Gates gives it all away

Microsoft's slacker founder decides to do something meaningful with his life.

Published June 15, 2006 10:58PM (EDT)

The news this afternoon that Bill Gates is embarking on a "two-year transition" from his role at Microsoft to greater involvement with his foundation, the Bill and Melinda Gates Foundation, is not your average corporate retirement announcement. The Gates Foundation currently has an endowment of about $30 billion, and is required by law to give away 5 percent annually. That's about $1.5 billion of philanthropy a year, which is a nice chunk of change.

What's even nicer are the priorities of the Gates Foundation -- reproductive health and family planning, research and development into diseases that afflict the populations of developing nations, access to education and information technologies. I spent a prime chunk of my reporting years writing critically about Microsoft and I'm no fan of his company's business tactics or approach to software development.

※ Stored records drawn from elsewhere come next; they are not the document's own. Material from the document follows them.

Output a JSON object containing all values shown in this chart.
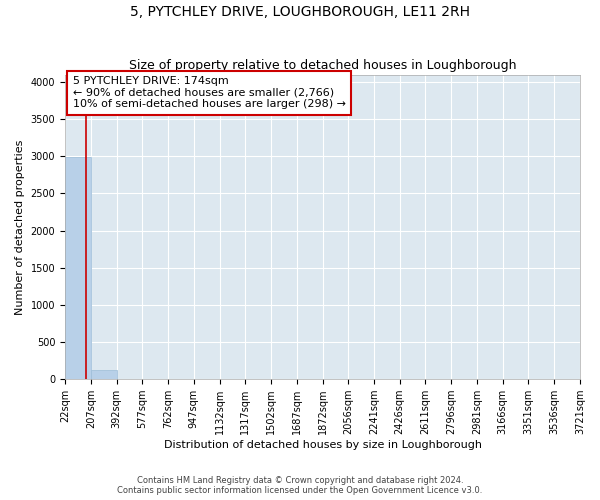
{
  "title": "5, PYTCHLEY DRIVE, LOUGHBOROUGH, LE11 2RH",
  "subtitle": "Size of property relative to detached houses in Loughborough",
  "xlabel": "Distribution of detached houses by size in Loughborough",
  "ylabel": "Number of detached properties",
  "bar_labels": [
    "22sqm",
    "207sqm",
    "392sqm",
    "577sqm",
    "762sqm",
    "947sqm",
    "1132sqm",
    "1317sqm",
    "1502sqm",
    "1687sqm",
    "1872sqm",
    "2056sqm",
    "2241sqm",
    "2426sqm",
    "2611sqm",
    "2796sqm",
    "2981sqm",
    "3166sqm",
    "3351sqm",
    "3536sqm",
    "3721sqm"
  ],
  "bar_values": [
    2985,
    130,
    3,
    1,
    0,
    0,
    0,
    0,
    0,
    0,
    0,
    0,
    0,
    0,
    0,
    0,
    0,
    0,
    0,
    0,
    0
  ],
  "bar_color": "#b8d0e8",
  "bar_edge_color": "#9dbdd8",
  "ylim": [
    0,
    4100
  ],
  "yticks": [
    0,
    500,
    1000,
    1500,
    2000,
    2500,
    3000,
    3500,
    4000
  ],
  "annotation_line1": "5 PYTCHLEY DRIVE: 174sqm",
  "annotation_line2": "← 90% of detached houses are smaller (2,766)",
  "annotation_line3": "10% of semi-detached houses are larger (298) →",
  "vline_color": "#cc0000",
  "background_color": "#dde8f0",
  "grid_color": "#ffffff",
  "footer_line1": "Contains HM Land Registry data © Crown copyright and database right 2024.",
  "footer_line2": "Contains public sector information licensed under the Open Government Licence v3.0.",
  "title_fontsize": 10,
  "subtitle_fontsize": 9,
  "axis_fontsize": 8,
  "tick_fontsize": 7,
  "annot_fontsize": 8,
  "footer_fontsize": 6,
  "bin_edges": [
    22,
    207,
    392,
    577,
    762,
    947,
    1132,
    1317,
    1502,
    1687,
    1872,
    2056,
    2241,
    2426,
    2611,
    2796,
    2981,
    3166,
    3351,
    3536,
    3721
  ]
}
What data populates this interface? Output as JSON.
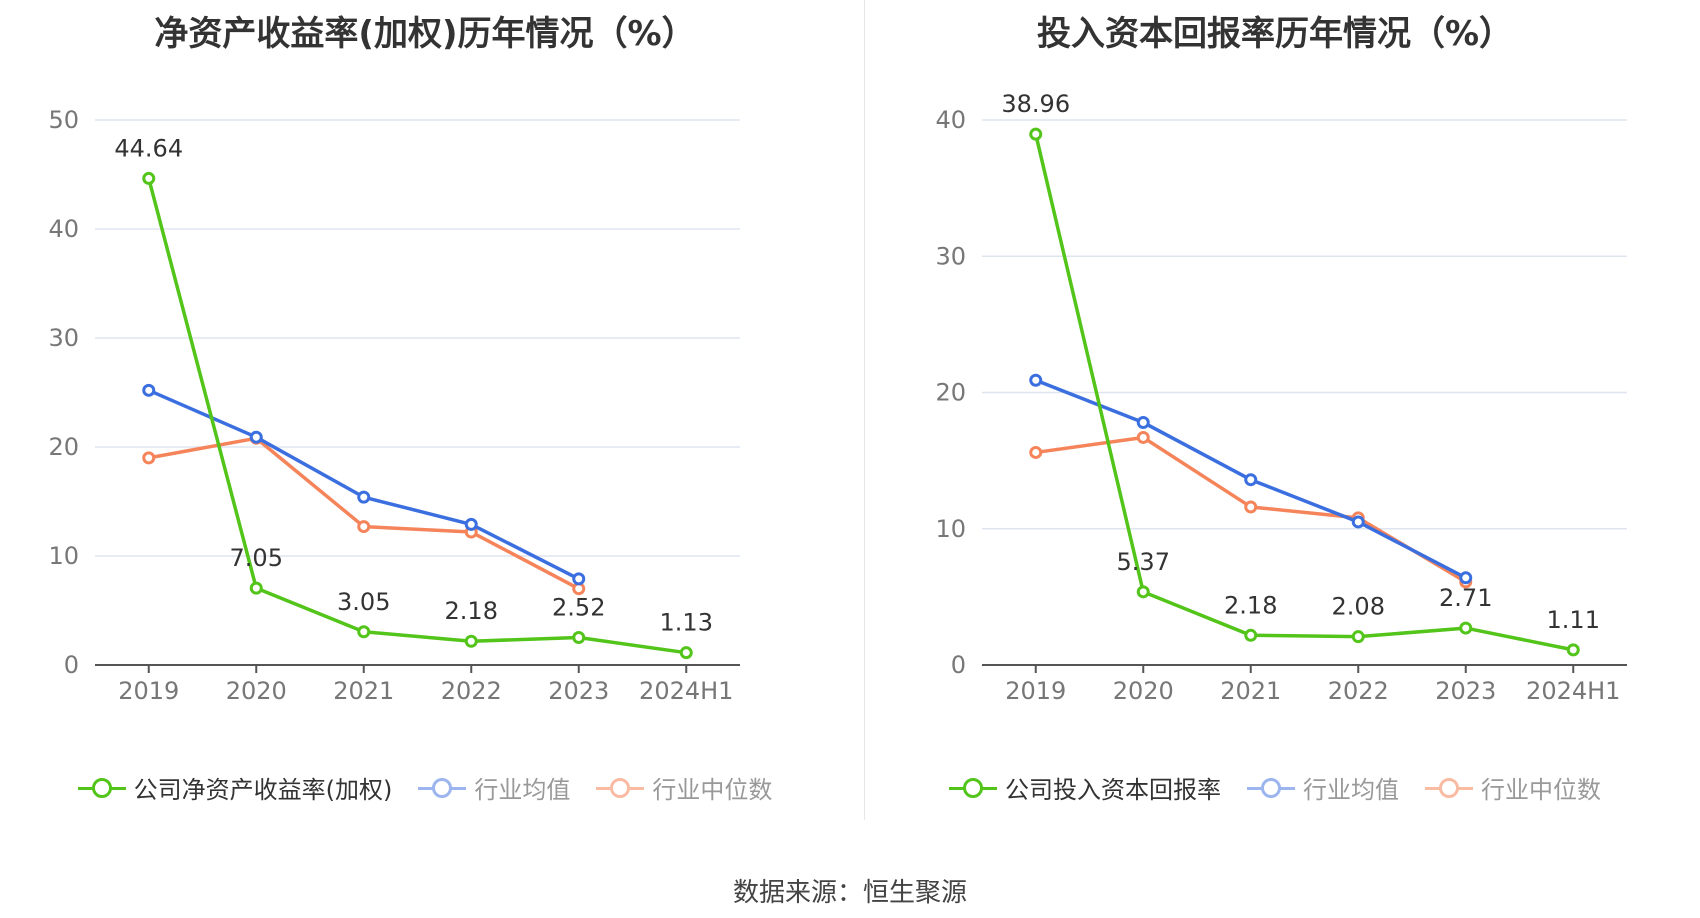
{
  "source_label": "数据来源：恒生聚源",
  "colors": {
    "company": "#52c41a",
    "mean": "#3b6fe0",
    "median": "#f5845a",
    "grid": "#dfe5f0",
    "axis": "#555555",
    "tick_text": "#777777"
  },
  "chart_data": [
    {
      "type": "line",
      "title": "净资产收益率(加权)历年情况（%）",
      "categories": [
        "2019",
        "2020",
        "2021",
        "2022",
        "2023",
        "2024H1"
      ],
      "ylim": [
        0,
        50
      ],
      "yticks": [
        0,
        10,
        20,
        30,
        40,
        50
      ],
      "grid": true,
      "legend_position": "bottom",
      "series": [
        {
          "name": "公司净资产收益率(加权)",
          "key": "company",
          "values": [
            44.64,
            7.05,
            3.05,
            2.18,
            2.52,
            1.13
          ],
          "labels": [
            "44.64",
            "7.05",
            "3.05",
            "2.18",
            "2.52",
            "1.13"
          ]
        },
        {
          "name": "行业均值",
          "key": "mean",
          "values": [
            25.2,
            20.9,
            15.4,
            12.9,
            7.9,
            null
          ]
        },
        {
          "name": "行业中位数",
          "key": "median",
          "values": [
            19.0,
            20.8,
            12.7,
            12.2,
            7.0,
            null
          ]
        }
      ]
    },
    {
      "type": "line",
      "title": "投入资本回报率历年情况（%）",
      "categories": [
        "2019",
        "2020",
        "2021",
        "2022",
        "2023",
        "2024H1"
      ],
      "ylim": [
        0,
        40
      ],
      "yticks": [
        0,
        10,
        20,
        30,
        40
      ],
      "grid": true,
      "legend_position": "bottom",
      "series": [
        {
          "name": "公司投入资本回报率",
          "key": "company",
          "values": [
            38.96,
            5.37,
            2.18,
            2.08,
            2.71,
            1.11
          ],
          "labels": [
            "38.96",
            "5.37",
            "2.18",
            "2.08",
            "2.71",
            "1.11"
          ]
        },
        {
          "name": "行业均值",
          "key": "mean",
          "values": [
            20.9,
            17.8,
            13.6,
            10.5,
            6.4,
            null
          ]
        },
        {
          "name": "行业中位数",
          "key": "median",
          "values": [
            15.6,
            16.7,
            11.6,
            10.8,
            6.1,
            null
          ]
        }
      ]
    }
  ]
}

But I've certainly come around to believing that Bill Gates' heart is in the right place when it comes to what should be done with all his unbelievable riches.

Almost 10 years ago, back when Gates was still widely regarded as a skinflint, I wrote a story for Salon that looked at some patterns that were beginning to become visible in his individual philanthropy, and I asked the question, partly tongue-in-cheek, "Is Bill Gates a closet liberal?" I also quoted a speech he gave at that time to an audience in Silicon Valley, in which he said, "I'm just a steward of this wealth and someday I will return it to society." I can't say I really believed him then. I do now.

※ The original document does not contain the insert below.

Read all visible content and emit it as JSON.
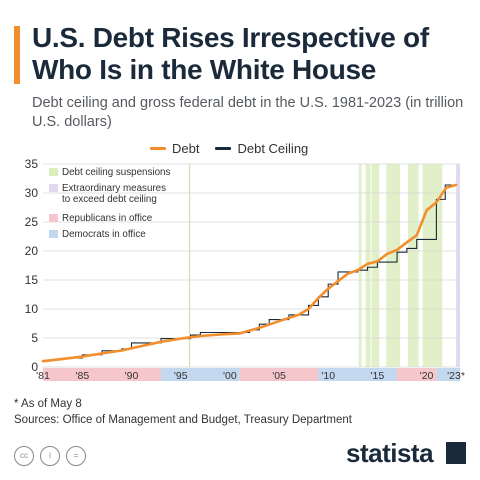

And if you believe, as I do, that there are few better ways to attack the root causes of inequality on the globe than by assuring that women in developing countries have access to healthcare and education, then you must concede that the Gates Foundation is tackling some of the biggest challenges on the planet head-on. In 2003, Gates told Bill Moyers that the plight of poor women and children in developing nations was a "failure of capitalism." That's strong stuff from one of capitalism's most famous latter-day robber barons. Would that more of his colleagues at the helms of the world's biggest corporations could see beyond their boardrooms and realize that, yes, the market does fail us, all the time, and we should do something about it. And don't even get me started on our political leaders.